HEARD ON THE STREETAPRIL 20, 2009, 3:55 P.M. ET
By MARTIN PEERS

Jerry Yang must be wondering where Larry Ellison was when he needed him.

Sun Microsystems shareholders should be grateful for Oracle's $9.50 a share bid, a price close to what IBM was once expected to pay for Sun. Mr. Ellison has rescued Sun shareholders from the stock-price oblivion suffered by Yahoo since Mr. Yang failed to seal a deal with Microsoft.

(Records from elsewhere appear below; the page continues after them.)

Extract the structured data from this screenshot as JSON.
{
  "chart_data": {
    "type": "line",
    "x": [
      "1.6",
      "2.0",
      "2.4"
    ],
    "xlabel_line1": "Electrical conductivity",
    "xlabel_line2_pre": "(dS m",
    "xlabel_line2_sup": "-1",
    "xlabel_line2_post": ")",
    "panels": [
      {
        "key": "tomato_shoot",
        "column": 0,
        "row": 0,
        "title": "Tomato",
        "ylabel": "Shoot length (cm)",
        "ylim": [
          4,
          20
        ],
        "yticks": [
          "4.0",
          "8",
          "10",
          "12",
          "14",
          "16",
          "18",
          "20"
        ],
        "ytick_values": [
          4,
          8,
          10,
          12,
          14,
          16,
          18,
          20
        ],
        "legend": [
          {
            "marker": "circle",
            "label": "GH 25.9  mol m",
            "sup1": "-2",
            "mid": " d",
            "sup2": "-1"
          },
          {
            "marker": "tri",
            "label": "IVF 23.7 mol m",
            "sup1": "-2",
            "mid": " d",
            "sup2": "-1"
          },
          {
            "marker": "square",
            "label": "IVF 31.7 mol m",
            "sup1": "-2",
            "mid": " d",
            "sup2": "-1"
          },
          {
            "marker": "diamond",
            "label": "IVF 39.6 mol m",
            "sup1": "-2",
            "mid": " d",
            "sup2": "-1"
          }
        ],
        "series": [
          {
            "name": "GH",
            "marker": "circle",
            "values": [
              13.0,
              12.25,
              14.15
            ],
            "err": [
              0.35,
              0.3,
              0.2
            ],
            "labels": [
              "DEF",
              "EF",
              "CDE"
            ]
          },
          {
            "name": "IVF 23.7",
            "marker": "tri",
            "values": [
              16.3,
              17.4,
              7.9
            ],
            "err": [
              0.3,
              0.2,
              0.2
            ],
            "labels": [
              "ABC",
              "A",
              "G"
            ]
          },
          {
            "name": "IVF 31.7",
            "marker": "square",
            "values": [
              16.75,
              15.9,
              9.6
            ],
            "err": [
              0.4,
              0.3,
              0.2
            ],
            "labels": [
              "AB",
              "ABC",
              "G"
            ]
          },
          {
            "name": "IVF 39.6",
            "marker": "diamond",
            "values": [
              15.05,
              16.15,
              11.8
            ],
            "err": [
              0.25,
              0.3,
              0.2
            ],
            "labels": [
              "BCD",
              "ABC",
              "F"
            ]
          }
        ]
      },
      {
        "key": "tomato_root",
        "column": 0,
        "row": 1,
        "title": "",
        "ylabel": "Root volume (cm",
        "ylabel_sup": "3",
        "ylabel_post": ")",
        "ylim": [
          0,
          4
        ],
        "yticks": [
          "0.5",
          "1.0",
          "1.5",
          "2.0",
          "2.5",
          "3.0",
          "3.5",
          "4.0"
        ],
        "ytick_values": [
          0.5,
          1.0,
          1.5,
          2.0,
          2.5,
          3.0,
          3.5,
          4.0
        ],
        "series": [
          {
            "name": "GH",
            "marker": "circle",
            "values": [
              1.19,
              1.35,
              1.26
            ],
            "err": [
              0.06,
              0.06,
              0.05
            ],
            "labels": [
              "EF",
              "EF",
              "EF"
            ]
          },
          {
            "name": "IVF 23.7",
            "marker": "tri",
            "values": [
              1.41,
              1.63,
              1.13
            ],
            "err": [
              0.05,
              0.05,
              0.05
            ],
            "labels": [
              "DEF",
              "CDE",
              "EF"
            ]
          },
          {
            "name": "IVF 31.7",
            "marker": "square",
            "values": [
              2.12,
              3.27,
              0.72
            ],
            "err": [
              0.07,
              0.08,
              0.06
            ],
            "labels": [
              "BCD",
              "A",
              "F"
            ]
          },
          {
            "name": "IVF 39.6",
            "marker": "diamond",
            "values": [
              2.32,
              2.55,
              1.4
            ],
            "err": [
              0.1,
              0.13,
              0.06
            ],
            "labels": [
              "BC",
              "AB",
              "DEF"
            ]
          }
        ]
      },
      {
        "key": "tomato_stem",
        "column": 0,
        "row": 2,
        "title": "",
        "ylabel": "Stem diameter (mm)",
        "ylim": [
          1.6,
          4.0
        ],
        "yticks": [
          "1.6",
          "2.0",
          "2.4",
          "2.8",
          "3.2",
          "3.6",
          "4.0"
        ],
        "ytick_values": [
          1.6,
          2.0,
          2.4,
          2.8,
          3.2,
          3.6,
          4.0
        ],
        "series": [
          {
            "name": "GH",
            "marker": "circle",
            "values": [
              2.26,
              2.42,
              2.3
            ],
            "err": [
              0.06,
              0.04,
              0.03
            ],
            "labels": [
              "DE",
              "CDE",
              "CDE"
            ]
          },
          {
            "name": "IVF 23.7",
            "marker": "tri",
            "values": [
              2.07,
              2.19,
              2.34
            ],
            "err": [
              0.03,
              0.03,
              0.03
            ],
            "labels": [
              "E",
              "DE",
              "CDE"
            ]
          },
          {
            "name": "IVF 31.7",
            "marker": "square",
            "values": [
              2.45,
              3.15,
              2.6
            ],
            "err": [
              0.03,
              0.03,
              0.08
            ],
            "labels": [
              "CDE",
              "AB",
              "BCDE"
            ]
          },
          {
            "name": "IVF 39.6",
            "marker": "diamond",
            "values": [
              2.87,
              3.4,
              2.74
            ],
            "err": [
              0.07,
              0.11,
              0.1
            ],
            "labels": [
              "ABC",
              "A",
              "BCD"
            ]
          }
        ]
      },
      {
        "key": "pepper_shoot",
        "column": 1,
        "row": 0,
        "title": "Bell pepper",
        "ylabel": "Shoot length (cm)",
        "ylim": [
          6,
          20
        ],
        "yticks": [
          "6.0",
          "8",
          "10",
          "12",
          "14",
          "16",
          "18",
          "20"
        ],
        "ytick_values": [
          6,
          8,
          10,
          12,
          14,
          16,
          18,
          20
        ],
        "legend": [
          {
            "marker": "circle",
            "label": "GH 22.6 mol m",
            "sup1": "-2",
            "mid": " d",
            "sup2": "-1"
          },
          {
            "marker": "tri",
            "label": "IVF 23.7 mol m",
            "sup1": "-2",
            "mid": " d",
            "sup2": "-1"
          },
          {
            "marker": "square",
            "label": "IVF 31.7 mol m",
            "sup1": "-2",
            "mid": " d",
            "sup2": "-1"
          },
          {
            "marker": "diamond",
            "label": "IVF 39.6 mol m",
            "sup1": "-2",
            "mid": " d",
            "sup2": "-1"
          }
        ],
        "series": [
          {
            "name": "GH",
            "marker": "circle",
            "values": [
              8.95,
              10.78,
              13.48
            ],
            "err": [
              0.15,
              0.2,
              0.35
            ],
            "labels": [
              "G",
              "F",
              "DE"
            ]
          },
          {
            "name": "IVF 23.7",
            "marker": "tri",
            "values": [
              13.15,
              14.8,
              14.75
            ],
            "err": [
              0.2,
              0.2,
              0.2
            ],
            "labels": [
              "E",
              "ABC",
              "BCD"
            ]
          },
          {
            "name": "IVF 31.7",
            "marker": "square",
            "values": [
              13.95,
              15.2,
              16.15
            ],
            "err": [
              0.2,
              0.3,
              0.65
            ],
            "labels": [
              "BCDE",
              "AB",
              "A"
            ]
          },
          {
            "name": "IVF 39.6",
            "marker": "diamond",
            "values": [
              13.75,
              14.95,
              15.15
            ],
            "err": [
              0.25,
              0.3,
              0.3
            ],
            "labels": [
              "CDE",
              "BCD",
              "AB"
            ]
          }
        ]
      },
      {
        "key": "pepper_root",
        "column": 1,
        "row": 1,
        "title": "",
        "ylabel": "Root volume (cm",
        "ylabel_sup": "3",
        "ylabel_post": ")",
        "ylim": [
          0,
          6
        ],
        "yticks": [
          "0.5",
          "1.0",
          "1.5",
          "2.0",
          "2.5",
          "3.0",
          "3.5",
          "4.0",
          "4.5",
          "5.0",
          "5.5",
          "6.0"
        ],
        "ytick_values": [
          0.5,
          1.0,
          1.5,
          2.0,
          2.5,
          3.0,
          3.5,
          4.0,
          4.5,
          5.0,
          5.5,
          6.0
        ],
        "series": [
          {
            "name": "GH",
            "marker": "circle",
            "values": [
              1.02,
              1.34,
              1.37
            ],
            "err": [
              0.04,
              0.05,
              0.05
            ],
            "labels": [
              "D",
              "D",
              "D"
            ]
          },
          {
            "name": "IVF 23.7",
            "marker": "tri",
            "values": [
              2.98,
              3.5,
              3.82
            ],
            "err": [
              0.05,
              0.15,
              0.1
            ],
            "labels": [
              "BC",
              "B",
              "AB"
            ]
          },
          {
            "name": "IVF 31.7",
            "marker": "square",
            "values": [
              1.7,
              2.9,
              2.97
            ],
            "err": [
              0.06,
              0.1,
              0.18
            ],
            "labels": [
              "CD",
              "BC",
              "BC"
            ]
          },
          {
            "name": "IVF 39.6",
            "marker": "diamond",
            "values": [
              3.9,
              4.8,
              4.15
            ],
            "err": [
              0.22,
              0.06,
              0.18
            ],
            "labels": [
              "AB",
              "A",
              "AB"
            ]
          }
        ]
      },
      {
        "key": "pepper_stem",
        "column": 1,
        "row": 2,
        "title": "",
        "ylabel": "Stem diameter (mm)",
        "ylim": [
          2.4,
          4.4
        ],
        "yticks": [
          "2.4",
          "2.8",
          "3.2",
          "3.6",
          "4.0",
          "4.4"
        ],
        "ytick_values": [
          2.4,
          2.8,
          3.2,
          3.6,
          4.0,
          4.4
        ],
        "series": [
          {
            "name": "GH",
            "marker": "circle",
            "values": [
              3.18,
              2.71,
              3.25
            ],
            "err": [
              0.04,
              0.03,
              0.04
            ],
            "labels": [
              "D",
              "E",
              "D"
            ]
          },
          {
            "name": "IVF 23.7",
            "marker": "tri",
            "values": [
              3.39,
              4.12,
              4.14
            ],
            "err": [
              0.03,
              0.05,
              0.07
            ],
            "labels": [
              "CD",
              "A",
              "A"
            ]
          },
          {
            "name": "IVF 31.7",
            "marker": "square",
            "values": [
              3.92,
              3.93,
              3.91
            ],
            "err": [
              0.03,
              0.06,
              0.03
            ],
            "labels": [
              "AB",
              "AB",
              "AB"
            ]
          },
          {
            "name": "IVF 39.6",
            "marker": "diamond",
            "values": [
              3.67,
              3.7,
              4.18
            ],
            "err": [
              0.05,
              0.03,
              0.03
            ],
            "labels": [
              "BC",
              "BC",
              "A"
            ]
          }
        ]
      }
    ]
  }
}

The challenge for Mr. Ellison is to ensure the deal -- costing Oracle $5.6 billion, net of cash -- makes as much sense for his own shareholders. That's no slam dunk. Not only has Oracle diversified for the first time into hardware, a lower-margin business than software, but it's acquiring a company whose hardware business is under intense competitive pressure.

Of course, Mr. Ellison is more interested in Sun's software, particularly its Java brand and the Solaris operating system, which he described as "instrumental" in the decision to buy Sun. Oracle's Fusion Middleware is built on top of Java while Solaris is the top operating system for the Oracle database.

Ensuring the two software products don't fall into the hands of an Oracle rival is valuable, although not a benefit that necessarily justifies the price of the deal. Software, after all, is a minority of Sun's business, accounting for only about 7.5% of its products revenue last year. Nearly 40% of Sun's revenue comes from services but much of that is also hardware related.

Cost cutting can make the deal pay. Mr. Ellison predicted Sun would contribute more than $1.5 billion to Oracle's operating profit in its first year. Given Sun's relatively low operating margins, there's no doubt plenty of fat to cut in areas like sales and marketing. Were that Yahoo were so lucky.